Para os astrônomos, que já sabem de onde vem parte dos elementos que constam na tabela periódica – o hidrogênio e o hélio são, por exemplo, frutos do Big Bang, e o carbono e o oxigênio se formam nos núcleos das estrelas -, é extremamente importante descobrir a origem desses elementos, afinal, ainda hoje, presume-se que os elementos mais pesados nascem de uma supernova, um intrínseco evento astronômico transitório que gera uma explosão estelar poderosa e expele os detritos criados no processo.

“Todos esses elementos que são feitos na supernova são, literalmente, entregues a nós”, enfatiza Wallner. “A supernova cria elementos estáveis, mas também cria certas formas instáveis ​​e radioativas de elementos que duram milhões de anos antes de se decomporem”.
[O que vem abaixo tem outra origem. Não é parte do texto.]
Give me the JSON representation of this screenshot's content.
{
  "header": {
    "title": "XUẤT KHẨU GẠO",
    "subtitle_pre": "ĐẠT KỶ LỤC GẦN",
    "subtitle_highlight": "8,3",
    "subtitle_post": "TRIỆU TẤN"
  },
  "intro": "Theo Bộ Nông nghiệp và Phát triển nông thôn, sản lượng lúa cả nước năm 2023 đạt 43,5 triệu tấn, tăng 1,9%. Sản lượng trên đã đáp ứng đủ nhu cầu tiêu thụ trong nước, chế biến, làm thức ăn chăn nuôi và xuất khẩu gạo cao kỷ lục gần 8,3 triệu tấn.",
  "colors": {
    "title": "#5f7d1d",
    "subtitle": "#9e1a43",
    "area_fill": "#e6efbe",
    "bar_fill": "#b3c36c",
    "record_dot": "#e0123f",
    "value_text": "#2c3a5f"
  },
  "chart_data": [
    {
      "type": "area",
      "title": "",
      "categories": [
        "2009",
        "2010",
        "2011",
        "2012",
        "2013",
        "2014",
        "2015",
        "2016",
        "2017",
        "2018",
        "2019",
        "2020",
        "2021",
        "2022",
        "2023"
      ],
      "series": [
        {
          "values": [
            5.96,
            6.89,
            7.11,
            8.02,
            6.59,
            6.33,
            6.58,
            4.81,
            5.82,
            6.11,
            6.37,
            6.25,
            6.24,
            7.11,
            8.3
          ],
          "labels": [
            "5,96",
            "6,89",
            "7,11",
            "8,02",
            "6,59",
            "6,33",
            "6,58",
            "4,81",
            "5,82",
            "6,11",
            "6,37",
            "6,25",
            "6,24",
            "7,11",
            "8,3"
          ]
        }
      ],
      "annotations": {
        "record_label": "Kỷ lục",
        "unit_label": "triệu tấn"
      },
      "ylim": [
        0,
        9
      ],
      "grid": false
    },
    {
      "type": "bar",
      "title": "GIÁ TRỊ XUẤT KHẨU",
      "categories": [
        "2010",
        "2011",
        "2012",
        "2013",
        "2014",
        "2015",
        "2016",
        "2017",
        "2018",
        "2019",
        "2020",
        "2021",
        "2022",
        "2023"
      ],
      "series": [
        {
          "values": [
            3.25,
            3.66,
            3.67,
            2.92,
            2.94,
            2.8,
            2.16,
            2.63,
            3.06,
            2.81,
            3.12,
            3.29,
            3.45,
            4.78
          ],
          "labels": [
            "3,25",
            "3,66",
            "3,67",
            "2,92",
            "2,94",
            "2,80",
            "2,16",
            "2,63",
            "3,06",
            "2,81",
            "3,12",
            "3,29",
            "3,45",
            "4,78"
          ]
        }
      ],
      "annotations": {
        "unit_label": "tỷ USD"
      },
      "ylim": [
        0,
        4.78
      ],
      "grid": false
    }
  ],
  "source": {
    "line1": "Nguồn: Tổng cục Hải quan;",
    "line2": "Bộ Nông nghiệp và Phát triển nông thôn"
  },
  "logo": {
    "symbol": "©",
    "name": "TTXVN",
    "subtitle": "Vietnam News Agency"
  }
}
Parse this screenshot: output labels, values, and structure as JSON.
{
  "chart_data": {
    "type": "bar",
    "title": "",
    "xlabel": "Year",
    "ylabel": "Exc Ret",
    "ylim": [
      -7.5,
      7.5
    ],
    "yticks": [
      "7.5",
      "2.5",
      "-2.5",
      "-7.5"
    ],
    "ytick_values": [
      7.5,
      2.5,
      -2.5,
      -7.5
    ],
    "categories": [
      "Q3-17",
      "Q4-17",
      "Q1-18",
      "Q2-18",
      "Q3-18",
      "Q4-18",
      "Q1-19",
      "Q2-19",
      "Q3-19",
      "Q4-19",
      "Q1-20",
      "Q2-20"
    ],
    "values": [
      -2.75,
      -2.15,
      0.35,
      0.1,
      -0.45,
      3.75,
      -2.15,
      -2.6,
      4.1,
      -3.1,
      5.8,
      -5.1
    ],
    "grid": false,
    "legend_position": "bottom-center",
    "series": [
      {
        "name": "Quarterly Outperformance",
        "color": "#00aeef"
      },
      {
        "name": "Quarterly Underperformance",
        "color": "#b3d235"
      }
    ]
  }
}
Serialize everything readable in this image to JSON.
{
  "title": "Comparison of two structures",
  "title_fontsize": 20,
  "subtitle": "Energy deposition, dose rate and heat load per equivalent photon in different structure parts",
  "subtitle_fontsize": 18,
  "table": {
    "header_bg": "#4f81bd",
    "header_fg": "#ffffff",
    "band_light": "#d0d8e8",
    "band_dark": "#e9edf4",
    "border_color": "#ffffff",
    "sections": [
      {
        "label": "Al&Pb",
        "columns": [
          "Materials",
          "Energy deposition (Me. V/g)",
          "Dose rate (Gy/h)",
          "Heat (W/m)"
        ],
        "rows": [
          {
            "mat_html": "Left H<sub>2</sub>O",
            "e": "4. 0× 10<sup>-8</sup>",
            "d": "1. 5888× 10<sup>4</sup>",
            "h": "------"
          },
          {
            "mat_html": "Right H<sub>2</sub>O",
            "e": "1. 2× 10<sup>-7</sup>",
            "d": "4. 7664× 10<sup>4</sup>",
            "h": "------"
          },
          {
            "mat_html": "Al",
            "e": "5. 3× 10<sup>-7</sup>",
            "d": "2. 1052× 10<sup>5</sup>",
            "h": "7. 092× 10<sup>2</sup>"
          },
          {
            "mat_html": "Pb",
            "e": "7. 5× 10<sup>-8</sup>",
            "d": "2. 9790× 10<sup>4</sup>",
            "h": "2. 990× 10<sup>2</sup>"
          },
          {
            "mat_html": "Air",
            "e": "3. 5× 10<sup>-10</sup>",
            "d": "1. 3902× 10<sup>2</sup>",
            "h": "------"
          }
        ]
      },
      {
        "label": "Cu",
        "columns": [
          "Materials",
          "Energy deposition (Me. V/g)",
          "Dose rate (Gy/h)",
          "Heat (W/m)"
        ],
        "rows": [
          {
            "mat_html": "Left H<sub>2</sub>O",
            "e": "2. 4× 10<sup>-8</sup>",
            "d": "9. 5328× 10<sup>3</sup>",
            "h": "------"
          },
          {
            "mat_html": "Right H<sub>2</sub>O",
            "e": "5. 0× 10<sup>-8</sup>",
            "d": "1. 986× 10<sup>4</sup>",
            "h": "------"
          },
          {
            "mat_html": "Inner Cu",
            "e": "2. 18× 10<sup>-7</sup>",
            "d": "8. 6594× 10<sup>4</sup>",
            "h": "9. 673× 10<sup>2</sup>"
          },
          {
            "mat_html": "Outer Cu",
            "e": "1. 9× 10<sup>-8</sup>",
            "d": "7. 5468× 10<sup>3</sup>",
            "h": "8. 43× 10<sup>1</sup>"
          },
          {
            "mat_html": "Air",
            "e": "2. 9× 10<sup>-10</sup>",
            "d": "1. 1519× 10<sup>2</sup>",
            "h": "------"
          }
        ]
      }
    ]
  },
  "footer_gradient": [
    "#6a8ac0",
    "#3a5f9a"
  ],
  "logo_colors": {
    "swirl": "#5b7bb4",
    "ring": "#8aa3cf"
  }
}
“Esses átomos em particular que encontramos foram capazes de sobreviver a todas as adversidades até serem descobertos por cientistas”, revela o pesquisador em entrevista ao portal NPR.

Suposição

Os estudiosos já encontraram ferro-60, uma espécie de ferro encontrado no espaço sideral, em rochas que estavam sob a costa antártica. Essa e a atual descoberta alimentam a teoria de que a Terra, há 3 milhões de anos, foi contaminada com ferro radioativo, fruto de uma explosão estrelar.

Os pesquisadores acreditam que o material encontrado na rocha extraída é o mesmo que contaminou nosso planeta. Em contrapartida, alguns dos especialistas também acreditam que o material seja fruto de outro evento cósmico.

O mais curioso aqui é que a equipe detectou a presença de átomos de plutônio-244, o qual, atualmente, não existe no planeta. Para sanar todas as dúvidas e completar todas as lacunas em branco, os especialistas irão comparar o material com os estudos científicos que predizem sobre a origem destes elementos por meio de eventos cósmicos, como as supernovas.

“Acreditamos ainda que, além das supernovas, algo mais deve ter contribuído para a origem desses elementos”, diz Wallner. “Alguns astrônomos há muito tempo suspeitam que um choque entre duas estrelas pode ser outra potencial fonte”.